Tranquei a faculdade de
engenharia. Decidi prestar Medicina. Dedicar minha vida a ajudar pessoas com
essa doença maldita.
Passei e comecei a
cursar. Estava indo bem, mas os pais de Mário resolveram ir embora do Rio e a
mãe dele quis me entregar sua caixa com os poemas. Ela sabia que ele
compartilhava comigo a vontade de ser escritor.
Foi como se eu tivesse
tido um novo e doloroso reencontro com ele, afinal, ele não estava sozinho,
junto estava a maldita Lulu, que me assombrou desde a adolescência.
Reli seus poemas, já
conhecia todos, ele sempre os lia para mim. Que raiva eu sentia daquela menina!

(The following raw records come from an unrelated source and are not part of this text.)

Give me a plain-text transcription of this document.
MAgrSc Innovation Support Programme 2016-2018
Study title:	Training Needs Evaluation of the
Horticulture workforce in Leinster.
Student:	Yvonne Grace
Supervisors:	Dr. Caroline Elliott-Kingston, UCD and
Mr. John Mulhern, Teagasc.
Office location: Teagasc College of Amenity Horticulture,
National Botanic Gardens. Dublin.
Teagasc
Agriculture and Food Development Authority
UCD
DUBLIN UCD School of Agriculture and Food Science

E senti uma ponta de raiva de Mário também. Será que ele nunca sentiu nada por
mim? Será que nunca foi capaz de perceber?
Eu lia os poemas e
alguma coisa dentro de mim ia dizendo que eu deveria procurar Lulu, descobrir
onde ela estava e entregar os poemas para ela. Ela precisava saber que alguém
um dia a amou tanto.
Foi quando meu coração
deu um sobressalto!
Minhas pernas
paralisaram! Era um poema que eu já conhecia, mas no final estava escrito
assim:
Minha
doce Lulu. Meu doce Aluysio.
Eu era a Lulu!
Meus olhos encheram de
lágrimas. Reli todos os poemas agora sob nova perspectiva e vi que era óbvio
que eram para mim! Como eu nunca percebi! Como fui tolo!
Mário, meu doce Mário!
Por que você nunca me disse?
Caí aos prantos.
A terapia não conseguiu
me ajudar...Religião, moral, preconceito. Os profissionais ainda não estão
preparados para tantas novas indagações.
Abandonei o curso de
Medicina e fiz Psicologia. Entendi que o que matou meu doce Mário não foi a
tuberculose. O que matou Mário ainda poderia matar muitos outros jovens
apaixonados e eu não poderia compactuar com isso.
Infelizmente, nunca
mais amei outra pessoa. Dediquei minha vida a ajudar jovens apaixonados que
assim como eu viveram engaiolados dentro de prisões sociais, encarcerados em
preconceitos e solitários pela falta de coragem de se declararem ao mundo e ao
seu amor.
Danilo ficou surpreso
ao terminar de ler o diário do tio avô de seu pai. Encontrou-o sem querer na
biblioteca do avô, escondido em uma capa falsa de um livro antigo.
Mesmo ainda com
lágrimas nos olhos, ele levantou-se e foi até a sala. Estavam todos reunidos jantando.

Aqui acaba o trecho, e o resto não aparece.